Cette récompense-là nous donne-t-elle des ailes ? D'aucuns pourront bien sûr argüer que le Goncourt est supérieur au Renaudot et qu'en 2021, Amélie Nothomb est seule face au doublé qui faisait le sel du millésime 2005. On aurait pourtant tort de bouder un événement rare à plus d'un titre. Outre les seize ans d'attente déjà évoqués, l'autrice d' "Hygiène de l'assassin" est en effet la troisième lauréate belge du Renaudot seulement : depuis sa création en 1926, celui-ci n'avait en effet récompensé jusqu'à présent que Conrad Dettez et François Weyergans, encore lui. Par ailleurs, cette distinction hexagonale souligne en creux l'absence de l'autrice au palmarès des plus grands prix belges consacrés au roman.

Le Renaudot est arrivé aux premiers jours de la campagne "Lisez-vous le belge ?", deuxième édition de l'opération de mise à l'honneur du livre belge dans les librairies, les bibliothèques, les classes, les médias,... Coïncidence à double tranchant.

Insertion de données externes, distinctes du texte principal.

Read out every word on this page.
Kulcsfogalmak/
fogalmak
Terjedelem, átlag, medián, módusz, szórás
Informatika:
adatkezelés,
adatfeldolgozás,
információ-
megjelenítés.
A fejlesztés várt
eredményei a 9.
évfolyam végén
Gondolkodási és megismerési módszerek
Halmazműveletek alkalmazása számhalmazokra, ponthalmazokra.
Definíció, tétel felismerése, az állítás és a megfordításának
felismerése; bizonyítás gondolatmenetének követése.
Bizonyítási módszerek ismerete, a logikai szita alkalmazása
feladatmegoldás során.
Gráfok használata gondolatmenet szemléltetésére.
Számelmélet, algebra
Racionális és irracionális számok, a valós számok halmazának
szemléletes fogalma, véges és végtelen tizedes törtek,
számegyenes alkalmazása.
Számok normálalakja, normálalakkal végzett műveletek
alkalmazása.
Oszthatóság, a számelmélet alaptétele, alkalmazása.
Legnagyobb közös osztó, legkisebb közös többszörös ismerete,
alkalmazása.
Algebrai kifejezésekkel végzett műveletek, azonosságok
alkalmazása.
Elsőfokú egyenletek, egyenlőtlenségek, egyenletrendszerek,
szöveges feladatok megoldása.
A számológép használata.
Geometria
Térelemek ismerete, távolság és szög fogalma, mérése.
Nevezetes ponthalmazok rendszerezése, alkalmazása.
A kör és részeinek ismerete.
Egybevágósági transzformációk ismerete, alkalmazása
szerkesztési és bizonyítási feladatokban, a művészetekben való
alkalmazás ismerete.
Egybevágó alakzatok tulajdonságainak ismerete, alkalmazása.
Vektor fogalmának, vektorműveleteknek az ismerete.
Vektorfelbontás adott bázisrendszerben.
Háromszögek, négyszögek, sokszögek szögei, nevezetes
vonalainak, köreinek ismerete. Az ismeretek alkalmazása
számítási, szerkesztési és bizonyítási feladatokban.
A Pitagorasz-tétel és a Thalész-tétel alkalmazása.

Un prix de cette importance a placé de facto un livre belge au centre des attentions. Mais il a aussi conforté le déséquilibre, que ne cessent a raison de déplorer maisons d'édition, auteurs et autrices concernés, entre l'intérêt réservé aux ouvrages estampillés par les grandes maisons parisiennes et la portion congrue laissée aux livres publiés en Wallonie ou à Bruxelles, quelle que soit, dans les deux cas, la nationalité des auteurs.

Face à ce déséquilibre, "Lisez-vous le belge ?" met en exergue dans un même élan livres d'auteurs belges publiés à l'étranger et livres publiés en Belgique, la curiosité pour les uns menant à s'intéresser aux autres et vice-versa. Des opérations similaires sont menés par les Québecois ("Le 12 août, j'achète un livre québécois!") et les Suisses ("la Quinzaine du livre suisse"). Dans un espace francophone dont Paris reste le centre littéraire et culturel indiscuté, les Francophonies périphériques ont ainsi conçu des dispositifs pour braquer les projecteurs sur le dynamisme de la création littéraire en français hors de France. Ces campagnes de promotion ont aussi une vertu informative :  avec le déficit de reconnaissance vient très souvent le défaut de connaissance.